Other Privacy Considerations

The information provided during registration and the digital certificates issued are stored in a database hosted on a secure server which is not accessible directly from the Internet. The registration web server architecture uses a store and forward mechanism which means that, the web server hosted at technitium.com receives registration data using HTTPS and stores it till a remote service running on a secure server reads the data. This secure server is configured with a firewall such that it is not accessible directly from Internet while it can access technitium.com. This server will perform email verification, digital signing process and upload the signed profile certificate on technitium.com. Once a user clicks on "Start Bit Chat" button in the software, the signed digital certificate is downloaded from technitium.com and is immediately removed from there. In simple terms, the server hosted at technitium.com only stores the ongoing registration data for a brief period.

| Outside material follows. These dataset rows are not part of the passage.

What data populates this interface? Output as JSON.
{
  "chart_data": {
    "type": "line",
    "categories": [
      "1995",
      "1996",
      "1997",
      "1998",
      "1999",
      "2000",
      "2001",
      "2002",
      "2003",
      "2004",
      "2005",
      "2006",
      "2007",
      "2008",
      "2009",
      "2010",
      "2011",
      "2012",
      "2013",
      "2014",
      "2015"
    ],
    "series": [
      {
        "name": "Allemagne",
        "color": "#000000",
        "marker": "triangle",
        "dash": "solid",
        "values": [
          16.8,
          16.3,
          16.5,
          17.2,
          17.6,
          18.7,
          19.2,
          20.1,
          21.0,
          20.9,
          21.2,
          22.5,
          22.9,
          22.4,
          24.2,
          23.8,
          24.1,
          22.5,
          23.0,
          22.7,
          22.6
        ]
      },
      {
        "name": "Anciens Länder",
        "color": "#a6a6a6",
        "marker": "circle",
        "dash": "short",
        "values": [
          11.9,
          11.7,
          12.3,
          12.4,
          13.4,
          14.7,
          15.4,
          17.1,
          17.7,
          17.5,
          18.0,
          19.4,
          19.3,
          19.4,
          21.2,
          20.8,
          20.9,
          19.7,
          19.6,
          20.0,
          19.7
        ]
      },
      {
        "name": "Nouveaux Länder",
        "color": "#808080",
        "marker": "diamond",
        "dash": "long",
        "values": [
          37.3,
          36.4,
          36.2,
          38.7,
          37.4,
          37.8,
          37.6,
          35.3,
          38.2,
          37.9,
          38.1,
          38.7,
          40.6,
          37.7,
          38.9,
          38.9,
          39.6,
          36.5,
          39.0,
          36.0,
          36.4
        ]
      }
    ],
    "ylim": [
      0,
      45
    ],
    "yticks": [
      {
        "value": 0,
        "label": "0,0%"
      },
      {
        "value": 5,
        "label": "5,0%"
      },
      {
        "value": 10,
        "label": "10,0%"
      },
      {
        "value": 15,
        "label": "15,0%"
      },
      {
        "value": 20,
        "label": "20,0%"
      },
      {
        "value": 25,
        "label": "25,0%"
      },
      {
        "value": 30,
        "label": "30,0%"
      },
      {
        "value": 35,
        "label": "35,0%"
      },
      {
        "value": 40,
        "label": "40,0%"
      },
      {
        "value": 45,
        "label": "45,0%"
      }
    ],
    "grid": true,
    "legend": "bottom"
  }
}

Bit Chat is designed as a peer-to-peer, instant messenger that provides end-to-end encryption with prefect forward secrecy so that, user's instant messages are protected from passive network surveillance. However, it should be clear that Bit Chat cannot protect user against active attacks like malware/keyloggers infecting your computer or active network surveillance that can find out which peers you are connected to. If your computer is hacked or infected with malware/keylogger then, it will be able to read all the keys that you type on your keyboard and read all files on your computer. You should use a good anti-virus solution to protect your computer from common threats. If you doubt that your computer is infected, you should immediately format and reload the operating system. Always keep backup of your important data on external storage devices and encrypt the whole device with a strong password.